En premier lieu, il nous faut établir un point de départ. Je pensais raisonnable de démarrer avec une comparaison mettant en lien polis grecque et « communs ». Pour les mettre en comparaison, il nous faut aussi savoir ce qu’est individuellement l’un et l’autre. La polis est à ne pas confondre avec une ville à proprement parler, elle est bien plus que cela. La polis est l’ensemble des facteurs sociaux tels que la religion, le territoire, les mœurs, la culture, la langues, bien qu’une polis peut ne pas avoir de ville à proprement parler.1 Le concept de polis semble pouvoir correspondre à la définition de commun. 2

Après ce premier constat de fait, on peut comprendre davantage l’acte d’accusation. Il n’est pas encore consensuel de savoir si l’on accusait réellement Socrate d’impiété ou si on ne l’accusait pas réellement de mettre en péril la polis, et donc les communs. Je serais tenté de me pencher sur la deuxième conclusion, puisque Socrate s’est très bien défendu et parce que les propos de ses détracteurs semblent pencher en ce sens. J’en conclus donc que les juges – et les habitants d’Athènes en général – voient d’un mauvais œil les activités de Socrate et la forte implication de la jeunesse. 3Il est vrai que Socrate soutenait certaines idées contraires à celles de la polis. Impiété? non, mais tout de même, sa critique du gouvernement, du régime, du fonctionnement de la cité en général allait à l’encontre de l’avis des Athéniens. Il voulait le mieux pour les citoyens athéniens, eux ne voulaient pas de son aide.

Mais alors, quel lien y-a-t-il à faire avec les sorcières? Et bien pour cela il faut d’abord expliquer le cas de la sorcière, puis mettre en relation leur cas et celui de Socrate.

La sorcière , donc, est une pure imagination de l’esprit, véhiculée par des histoires, des mythes ou des légendes longtemps répétés et institués formellement par l’Église chrétienne. Pur fruit d’un mélange de misogynie et d’idéalisation, elles finirent par être brulées par millier, au moment où l’imaginaire a obtenu un pied dans le réel, ou la critique rationnelle derrière les messages de l’Église s’arrêtèrent.

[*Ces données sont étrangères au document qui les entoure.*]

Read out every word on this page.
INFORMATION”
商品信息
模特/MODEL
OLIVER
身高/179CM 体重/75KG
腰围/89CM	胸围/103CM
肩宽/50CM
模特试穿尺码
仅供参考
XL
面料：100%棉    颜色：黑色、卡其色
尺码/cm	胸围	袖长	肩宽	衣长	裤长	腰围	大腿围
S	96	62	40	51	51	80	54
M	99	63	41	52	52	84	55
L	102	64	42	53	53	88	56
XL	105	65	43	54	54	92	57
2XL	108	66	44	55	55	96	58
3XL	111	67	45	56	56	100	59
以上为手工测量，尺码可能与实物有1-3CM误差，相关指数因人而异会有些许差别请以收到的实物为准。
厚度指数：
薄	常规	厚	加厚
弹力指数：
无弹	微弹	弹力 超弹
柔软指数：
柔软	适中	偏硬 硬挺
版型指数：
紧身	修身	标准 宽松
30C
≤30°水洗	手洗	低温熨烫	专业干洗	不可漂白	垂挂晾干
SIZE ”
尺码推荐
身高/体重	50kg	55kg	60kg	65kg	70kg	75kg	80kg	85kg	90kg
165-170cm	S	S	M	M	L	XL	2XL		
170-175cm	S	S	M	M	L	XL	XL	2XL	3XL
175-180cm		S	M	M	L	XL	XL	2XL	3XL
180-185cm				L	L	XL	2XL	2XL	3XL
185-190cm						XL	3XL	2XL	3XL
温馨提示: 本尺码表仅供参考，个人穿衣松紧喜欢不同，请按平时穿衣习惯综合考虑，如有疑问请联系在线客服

Socrate aussi fut accusé de sorcellerie.4 Mais alors pourquoi leur destin a-t-il connu une fin si différente? Pour ma part, je pense que la problématique révèle les racines profondes de la misogynie. Juste à lire Le Banquet, vous serez surpris de constater à quel point il y a une énorme division entre hommes et femmes. 5De ce constat là, on peut apercevoir davantage comment de telles actions ont été commises à l’endroit des femmes: le sexisme n’a fait que refouler le droit des femmes lorsqu’une mince opportunité de liberté se présentait à elles.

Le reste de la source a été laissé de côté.